President John Mahama has placed the financial sustainability of Ghana’s public media at the heart of a proposed reform agenda, outlining plans to overhaul funding mechanisms, clear legacy debt and unlock underused assets following a high-profile visit to the Ghana Broadcasting Corporation (GBC).
Speaking after receiving a detailed operational briefing from GBC management, Mahama said cabinet discussions on the worsening financial position of state-owned media had prompted him to assess conditions firsthand, starting with the national broadcaster.
Mahama acknowledged that GBC’s public-interest mandate, including extensive educational programming and multilingual broadcasts targeting farmers and rural communities, limits its ability to generate advertising revenue, leaving it structurally underfunded in a commercialised media market.
“The kind of content you carry is not content that brings advertising and money,” Mahama said, arguing that the funding model for public broadcasting must be redesigned to reflect its social role.
At the core of the proposed changes is a plan to revise the television licensing framework into a broader public media levy with an expanded base. Mahama said the levy would be restructured to mobilise higher and more predictable revenue to subsidise public-interest broadcasting, with stakeholder consultations planned ahead of parliamentary amendments.
“We’re going to change the range of that levy so that it’s better able to mobilise funding,” he said, adding that government aims to improve the overall financial environment in which public media operates.
Mahama also addressed GBC’s balance sheet pressures, directing that the broadcaster’s legacy debt be isolated and settled separately to prevent it from continuing to erode current operations. He said the issue would be elevated to the Chief of Staff to secure funding to clear historical arrears, while management is expected to keep current obligations up to date.

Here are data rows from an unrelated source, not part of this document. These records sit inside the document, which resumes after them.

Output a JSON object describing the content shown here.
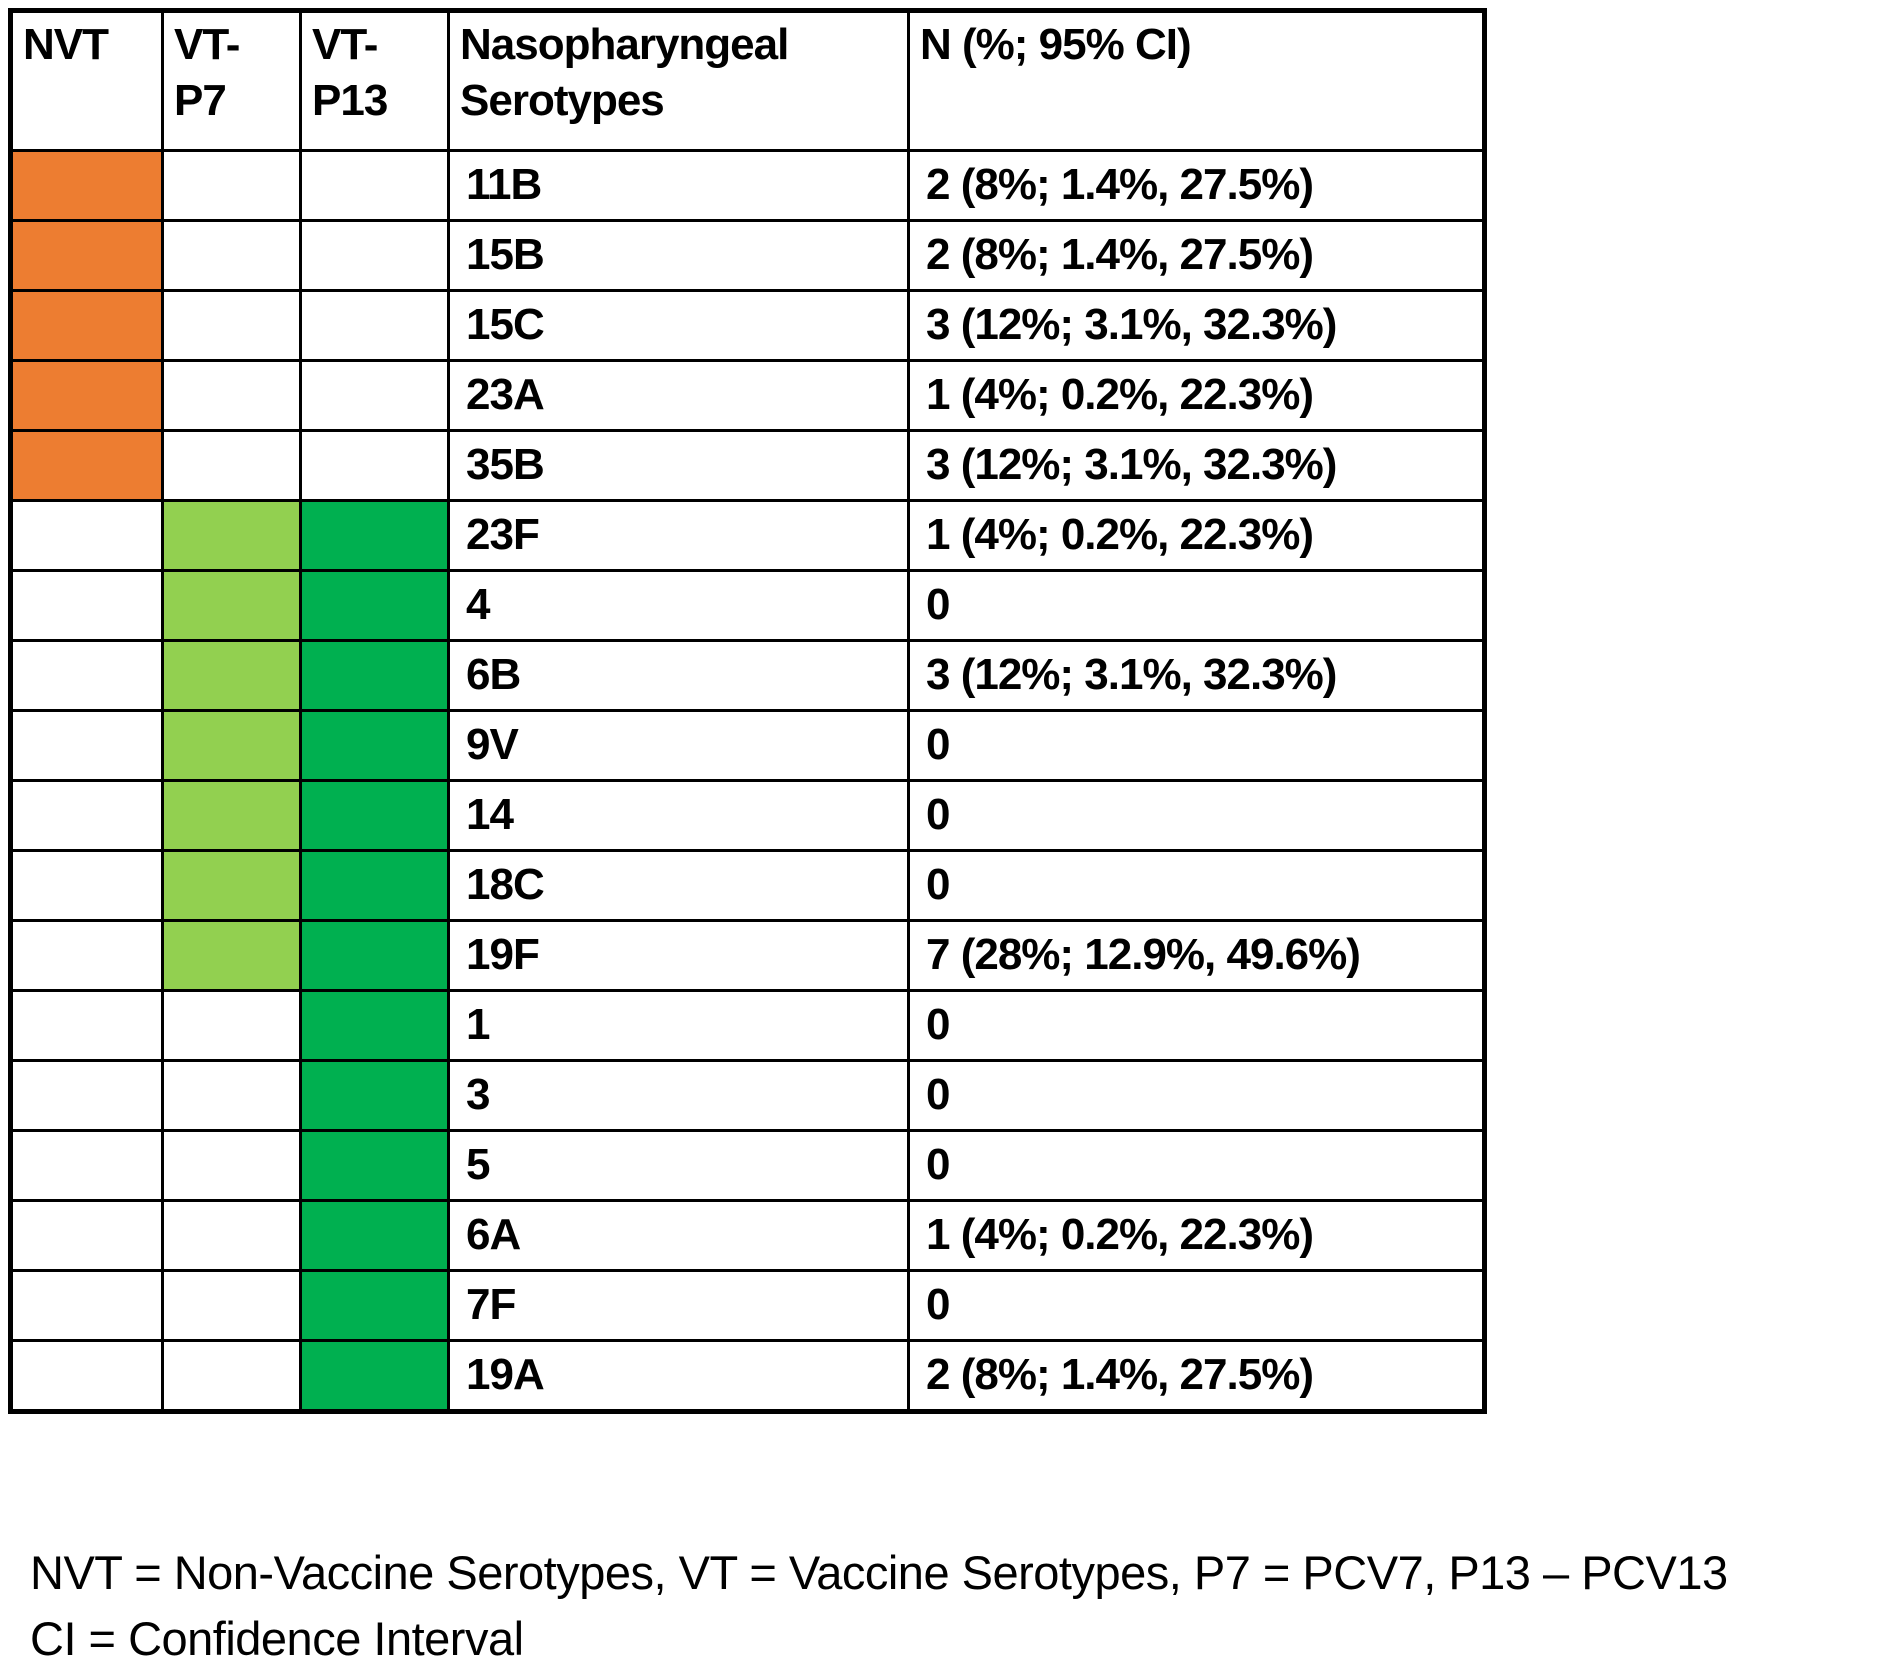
{
  "colors": {
    "orange": "#ED7D31",
    "light_green": "#92D050",
    "green": "#00B050",
    "border": "#000000",
    "background": "#FFFFFF"
  },
  "table": {
    "headers": {
      "nvt": "NVT",
      "vt_p7": "VT-P7",
      "vt_p13": "VT-P13",
      "serotypes": "Nasopharyngeal Serotypes",
      "n": "N (%; 95% CI)"
    },
    "legend_meaning": {
      "orange": "NVT",
      "light_green": "VT-P7",
      "green": "VT-P13"
    },
    "rows": [
      {
        "serotype": "11B",
        "n": "2 (8%; 1.4%, 27.5%)",
        "nvt": true,
        "vt_p7": false,
        "vt_p13": false
      },
      {
        "serotype": "15B",
        "n": "2 (8%; 1.4%, 27.5%)",
        "nvt": true,
        "vt_p7": false,
        "vt_p13": false
      },
      {
        "serotype": "15C",
        "n": "3 (12%; 3.1%, 32.3%)",
        "nvt": true,
        "vt_p7": false,
        "vt_p13": false
      },
      {
        "serotype": "23A",
        "n": "1 (4%; 0.2%, 22.3%)",
        "nvt": true,
        "vt_p7": false,
        "vt_p13": false
      },
      {
        "serotype": "35B",
        "n": "3 (12%; 3.1%, 32.3%)",
        "nvt": true,
        "vt_p7": false,
        "vt_p13": false
      },
      {
        "serotype": "23F",
        "n": "1 (4%; 0.2%, 22.3%)",
        "nvt": false,
        "vt_p7": true,
        "vt_p13": true
      },
      {
        "serotype": "4",
        "n": "0",
        "nvt": false,
        "vt_p7": true,
        "vt_p13": true
      },
      {
        "serotype": "6B",
        "n": "3 (12%; 3.1%, 32.3%)",
        "nvt": false,
        "vt_p7": true,
        "vt_p13": true
      },
      {
        "serotype": "9V",
        "n": "0",
        "nvt": false,
        "vt_p7": true,
        "vt_p13": true
      },
      {
        "serotype": "14",
        "n": "0",
        "nvt": false,
        "vt_p7": true,
        "vt_p13": true
      },
      {
        "serotype": "18C",
        "n": "0",
        "nvt": false,
        "vt_p7": true,
        "vt_p13": true
      },
      {
        "serotype": "19F",
        "n": "7 (28%; 12.9%, 49.6%)",
        "nvt": false,
        "vt_p7": true,
        "vt_p13": true
      },
      {
        "serotype": "1",
        "n": "0",
        "nvt": false,
        "vt_p7": false,
        "vt_p13": true
      },
      {
        "serotype": "3",
        "n": "0",
        "nvt": false,
        "vt_p7": false,
        "vt_p13": true
      },
      {
        "serotype": "5",
        "n": "0",
        "nvt": false,
        "vt_p7": false,
        "vt_p13": true
      },
      {
        "serotype": "6A",
        "n": "1 (4%; 0.2%, 22.3%)",
        "nvt": false,
        "vt_p7": false,
        "vt_p13": true
      },
      {
        "serotype": "7F",
        "n": "0",
        "nvt": false,
        "vt_p7": false,
        "vt_p13": true
      },
      {
        "serotype": "19A",
        "n": "2 (8%; 1.4%, 27.5%)",
        "nvt": false,
        "vt_p7": false,
        "vt_p13": true
      }
    ]
  },
  "footnotes": {
    "line1": "NVT = Non-Vaccine Serotypes, VT = Vaccine Serotypes, P7 = PCV7, P13 – PCV13",
    "line2": "CI = Confidence Interval"
  }
}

Energy costs were flagged as another financial drag. Mahama welcomed GBC’s move to introduce solar power, saying the investment would reduce electricity bills and free up cash for core broadcasting and maintenance activities.

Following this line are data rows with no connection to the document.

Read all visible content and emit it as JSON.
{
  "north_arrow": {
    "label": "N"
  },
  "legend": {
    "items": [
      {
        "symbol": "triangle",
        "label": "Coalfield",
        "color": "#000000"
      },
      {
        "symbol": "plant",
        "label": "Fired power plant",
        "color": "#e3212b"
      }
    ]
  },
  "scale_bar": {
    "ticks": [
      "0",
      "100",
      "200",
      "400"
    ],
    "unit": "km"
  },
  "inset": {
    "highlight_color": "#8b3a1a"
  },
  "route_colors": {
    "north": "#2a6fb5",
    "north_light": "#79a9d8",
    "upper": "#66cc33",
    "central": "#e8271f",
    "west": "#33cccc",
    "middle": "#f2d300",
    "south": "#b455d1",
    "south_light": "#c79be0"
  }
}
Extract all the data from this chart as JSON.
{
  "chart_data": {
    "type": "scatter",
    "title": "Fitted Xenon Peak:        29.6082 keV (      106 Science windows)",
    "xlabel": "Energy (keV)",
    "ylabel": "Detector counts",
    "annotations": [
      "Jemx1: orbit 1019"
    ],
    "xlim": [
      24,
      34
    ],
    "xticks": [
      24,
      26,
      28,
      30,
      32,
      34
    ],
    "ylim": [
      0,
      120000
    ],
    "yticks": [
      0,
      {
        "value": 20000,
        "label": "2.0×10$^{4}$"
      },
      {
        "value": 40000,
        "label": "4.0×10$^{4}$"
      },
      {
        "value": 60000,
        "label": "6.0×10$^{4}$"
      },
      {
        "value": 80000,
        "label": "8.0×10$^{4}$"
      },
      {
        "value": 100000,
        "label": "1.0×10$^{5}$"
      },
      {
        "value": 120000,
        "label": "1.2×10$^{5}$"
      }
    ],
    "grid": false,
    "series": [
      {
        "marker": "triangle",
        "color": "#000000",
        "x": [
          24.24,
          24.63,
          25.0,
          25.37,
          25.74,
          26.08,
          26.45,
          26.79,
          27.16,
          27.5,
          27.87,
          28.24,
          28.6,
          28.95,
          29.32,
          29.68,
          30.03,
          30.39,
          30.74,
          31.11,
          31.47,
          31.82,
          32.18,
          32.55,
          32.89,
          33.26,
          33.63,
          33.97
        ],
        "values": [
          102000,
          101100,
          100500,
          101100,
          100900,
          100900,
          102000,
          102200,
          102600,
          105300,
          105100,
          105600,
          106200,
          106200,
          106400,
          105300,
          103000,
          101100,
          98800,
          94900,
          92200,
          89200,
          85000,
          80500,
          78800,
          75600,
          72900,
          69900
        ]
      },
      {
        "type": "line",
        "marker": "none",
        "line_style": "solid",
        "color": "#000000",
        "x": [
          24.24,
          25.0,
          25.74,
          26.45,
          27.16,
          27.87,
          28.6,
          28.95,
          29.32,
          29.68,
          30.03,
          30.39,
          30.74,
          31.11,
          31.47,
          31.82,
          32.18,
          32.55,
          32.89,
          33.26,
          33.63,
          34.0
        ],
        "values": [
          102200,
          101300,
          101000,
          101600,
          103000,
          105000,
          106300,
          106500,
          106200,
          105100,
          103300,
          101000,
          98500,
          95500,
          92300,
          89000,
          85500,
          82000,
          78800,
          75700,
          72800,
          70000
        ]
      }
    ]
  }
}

Beyond direct funding, the president pointed to GBC’s extensive land holdings in Accra as a potential source of capital. According to him, underutilised prime property could be leveraged to finance a transition to a more modern, digital-first public broadcaster without increasing fiscal pressure on the state.

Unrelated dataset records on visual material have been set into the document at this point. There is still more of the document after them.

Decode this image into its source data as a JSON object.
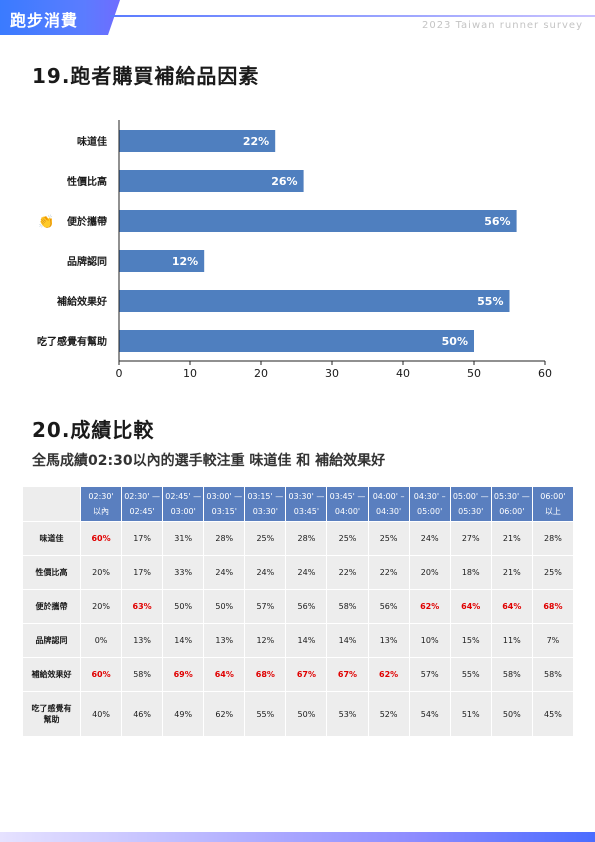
{
  "header": {
    "section": "跑步消費",
    "survey": "2023 Taiwan runner survey"
  },
  "q19": {
    "title": "19.跑者購買補給品因素"
  },
  "q20": {
    "title": "20.成績比較",
    "subtitle": "全馬成績02:30以內的選手較注重 味道佳 和 補給效果好"
  },
  "colors": {
    "bar": "#4f7fbf",
    "header": "#5a7fbf",
    "highlight": "#e00000",
    "cell": "#ededed"
  },
  "chart_data": {
    "type": "bar",
    "orientation": "horizontal",
    "categories": [
      "味道佳",
      "性價比高",
      "便於攜帶",
      "品牌認同",
      "補給效果好",
      "吃了感覺有幫助"
    ],
    "values": [
      22,
      26,
      56,
      12,
      55,
      50
    ],
    "value_labels": [
      "22%",
      "26%",
      "56%",
      "12%",
      "55%",
      "50%"
    ],
    "xlim": [
      0,
      60
    ],
    "xticks": [
      0,
      10,
      20,
      30,
      40,
      50,
      60
    ],
    "highlight_icon": "clap-hands-icon",
    "highlight_index": 2
  },
  "table": {
    "columns": [
      [
        "02:30'",
        "以內"
      ],
      [
        "02:30' —",
        "02:45'"
      ],
      [
        "02:45' —",
        "03:00'"
      ],
      [
        "03:00' —",
        "03:15'"
      ],
      [
        "03:15' —",
        "03:30'"
      ],
      [
        "03:30' —",
        "03:45'"
      ],
      [
        "03:45' —",
        "04:00'"
      ],
      [
        "04:00' –",
        "04:30'"
      ],
      [
        "04:30' –",
        "05:00'"
      ],
      [
        "05:00' —",
        "05:30'"
      ],
      [
        "05:30' —",
        "06:00'"
      ],
      [
        "06:00'",
        "以上"
      ]
    ],
    "rows": [
      {
        "label": [
          "味道佳"
        ],
        "cells": [
          "60%",
          "17%",
          "31%",
          "28%",
          "25%",
          "28%",
          "25%",
          "25%",
          "24%",
          "27%",
          "21%",
          "28%"
        ],
        "red": [
          0
        ]
      },
      {
        "label": [
          "性價比高"
        ],
        "cells": [
          "20%",
          "17%",
          "33%",
          "24%",
          "24%",
          "24%",
          "22%",
          "22%",
          "20%",
          "18%",
          "21%",
          "25%"
        ],
        "red": []
      },
      {
        "label": [
          "便於攜帶"
        ],
        "cells": [
          "20%",
          "63%",
          "50%",
          "50%",
          "57%",
          "56%",
          "58%",
          "56%",
          "62%",
          "64%",
          "64%",
          "68%"
        ],
        "red": [
          1,
          8,
          9,
          10,
          11
        ]
      },
      {
        "label": [
          "品牌認同"
        ],
        "cells": [
          "0%",
          "13%",
          "14%",
          "13%",
          "12%",
          "14%",
          "14%",
          "13%",
          "10%",
          "15%",
          "11%",
          "7%"
        ],
        "red": []
      },
      {
        "label": [
          "補給效果好"
        ],
        "cells": [
          "60%",
          "58%",
          "69%",
          "64%",
          "68%",
          "67%",
          "67%",
          "62%",
          "57%",
          "55%",
          "58%",
          "58%"
        ],
        "red": [
          0,
          2,
          3,
          4,
          5,
          6,
          7
        ]
      },
      {
        "label": [
          "吃了感覺有",
          "幫助"
        ],
        "cells": [
          "40%",
          "46%",
          "49%",
          "62%",
          "55%",
          "50%",
          "53%",
          "52%",
          "54%",
          "51%",
          "50%",
          "45%"
        ],
        "red": []
      }
    ]
  }
}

“We sit on prime property in this city,” Mahama said, suggesting asset-backed financing could support long-term sustainability.
Mahama also linked financial reform to governance and legal changes, noting that the ongoing constitutional review includes reassessing provisions affecting public media. Amendments could strengthen the financial and operational independence of state broadcasters, in coordination with the National Media Commission.
While operational reforms, including a review of GBC’s decades-old management structure, remain under consideration, Mahama framed them as secondary to restoring financial stability.
The president said government would continue consultations with GBC and other public media institutions as it finalises proposals aimed at securing long-term funding and modernising the sector.